With breaking news of cyber-attacks and hacks becoming an increasingly-present piece of our digital lives, and data breaches seemingly around every corner, it’s become important to have a working knowledge of these two potentially devastating terms forever dominating our news feeds.
Are they similar? Yes. And you’ll often see them side-by-side and used indiscriminately in the media. But are they the same? Not at all. The following is a brief breakdown and a quick look at what separates a hack from a breach, and why it’s important to be aware, and ready for, both of them at any given time.
A Hack
A hack is a deliberate, intentional attack, perpetrated by a single hacker or by an organized group to steal private data and information, or hold a system hostage for some form of ransom.
The way in which hackers attack a system can vary: To gain unlawful access to protected systems, like your computer or server, some hackers will use complex hacking techniques that require immeasurable skill to access systems and disable any set security or defense mechanisms. Others rely on premade software programs that will do the hacking for them - The latter are sometimes known as “script kiddies.”
But it’s not a one-sided practice: There are hackers on both sides ends of the spectrum, and any security firm worth its salt has hackers under its employ, called white hat hackers, to test a company’s systems for potential vulnerabilities, and ultimately find weak spots before a malicious hacker (called, unsurprisingly, a black hat hacker) does. This helps plug potential holes and strengthen security in general.
Recent, high-profile hacks you may have heard about
In the summer of 2017, the Minnesota State Government website was hacked as a form of protest against recent acts of police brutality. A hacker by the name of Vigilance allegedly stole a list of 1,400 email addresses and affiliated passwords that give access to internal databases from the server admin.state.mn.us, which connects to other databases of the sites mn.state.us and mn.gov.
Leaving the information of Minnesota senators, reps, and their staff, completely unprotected.
Only a few months later, the Explore Minnesota tourism site was hacked as well – though, in this instance, no data was breached: The hackers simply flooded the site’s twitter feed with “fake news” articles ranging from the story of a death row inmate eating the Holy Bible page-by-page for his last meal, to the story of a woman training squirrels to attack her ex-boyfriend.

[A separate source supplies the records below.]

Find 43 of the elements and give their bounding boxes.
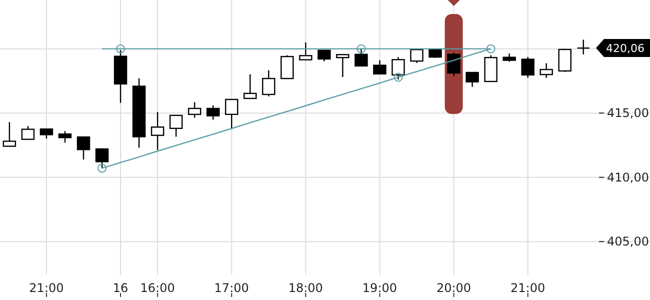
y-tick-label: 405,00	[607, 234, 649, 249]
candlestick	[224, 98, 238, 129]
candlestick	[40, 128, 54, 140]
point	[486, 44, 496, 54]
candlestick	[299, 42, 312, 61]
x-tick-label: 19:00	[362, 281, 398, 295]
x-tick-label: 18:00	[288, 281, 323, 295]
candlestick	[521, 56, 534, 78]
candlestick	[373, 60, 386, 74]
candlestick	[558, 48, 572, 73]
point	[98, 164, 107, 173]
candlestick	[466, 72, 479, 88]
x-tick-label: 16	[112, 281, 128, 295]
point	[356, 44, 366, 54]
candlestick	[2, 121, 16, 147]
candlestick	[576, 39, 590, 55]
candlestick	[76, 136, 90, 160]
candlestick	[262, 70, 276, 97]
y-tick-label: 415,00	[607, 106, 649, 120]
candlestick	[540, 62, 553, 78]
candlestick	[318, 50, 331, 62]
x-tick-label: 16:00	[140, 281, 175, 295]
candlestick	[206, 104, 220, 120]
candlestick	[169, 114, 183, 138]
candlestick	[244, 74, 257, 100]
x-tick-label: 21:00	[510, 281, 546, 295]
candlestick	[21, 125, 35, 140]
candlestick	[336, 54, 350, 78]
candlestick	[410, 49, 424, 64]
point	[116, 44, 126, 54]
candlestick	[484, 54, 498, 82]
candlestick	[150, 111, 164, 151]
candlestick	[58, 130, 72, 144]
text: 420,06	[606, 42, 644, 56]
candlestick	[280, 54, 294, 80]
candlestick	[447, 52, 460, 77]
x-tick-label: 21:00	[29, 281, 64, 295]
candlestick	[188, 102, 202, 118]
point	[394, 72, 403, 82]
y-tick-label: 410,00	[607, 170, 649, 184]
x-tick-label: 20:00	[436, 281, 472, 295]
candlestick	[392, 56, 405, 80]
x-tick-label: 17:00	[214, 281, 249, 295]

These hacks were, ultimately, fairly self-contained and didn’t result in too much trouble for the institutions involved. But that’s not always the case, and some hacks are incredibly destructive, and do permanent damage to companies and their customers:
You might remember hearing about the Equifax hack, for example. How could you not? It dominated news sources and social media feeds for much after the attack was carried out in the summer of 2017. And, as a result, Equifax will never be the respected consumer credit reporting agency it once was – that’s not something you can really return from reputation-wise – and they’re still dealing with the legal fallout. More importantly, though, was that the personal and highly-sensitive information of over 143 million Americans was compromised and left completely vulnerable.
A Data Breach
A data breach, on the other hand, is the result of data left unintentionally vulnerable in an unsecured environment and ends up in the hands of someone who should never have seen it.
No malicious intent need be involved: Breaches happen as a result of simple negligence, human error, or a lack of security. Though, they still leave a company vulnerable, and can potentially be as damaging as any hack.
Important to note: The word “breach” is often used as a broad term to cover a number of different cybersecurity compromises, including hacks. This is often where confusion incorrect terminology usage stems from.
Illustrating the Difference Between the Two
Ultimately, the differences between a hack and a breach are fairly simple. The results, however, can be less so.
In the case of the Explore Minnesota hack we discussed earlier, there was no data breach as a result of the hack: Hackers simply penetrated the system and put some (rather strange) content online. The hackers didn’t expose or steal any company or customer data, so, there was no actual data breach.
With Equifax, however, there was a data breach and the information of over 143 million Americans became available to those with malicious intent. This data, known as their personally identified information (PII), was inadvertently at risk due to negligence – the company failed to address a vulnerability in their software, which basically allowed the hackers to basically walk right through the front door.
A more specific, and timely, example of a data breach is the widely-covered Facebook and Cambridge Analytica data breach. Some 87 million users had their information exposed to Cambridge Analytica through their personal Facebook accounts earlier this year. Cambridge Analytica didn’t collect that information through a hack or an attack, however, and didn’t need to: They were instead able to collect the data through a gap in Facebook’s API.
Herein lies the key differences between the two: not all hacks lead to a data breach, and, conversely, data breaches often happen without a hack.
(But, to be clear, if a company/service/platform does get hacked it’s always a bad thing – it just might not be a bad thing that affects the customer or user or you. A hack doesn’t automatically mean that your personal information has been breached.)
The more these differences are understood, and how gaps and lags in cybersecurity might happen, the better your chances of handling such a situation should it ever occur, and the better the chanced of your company protecting the sensitive personal and financial data of customers, clients, employees, etc. in the first place.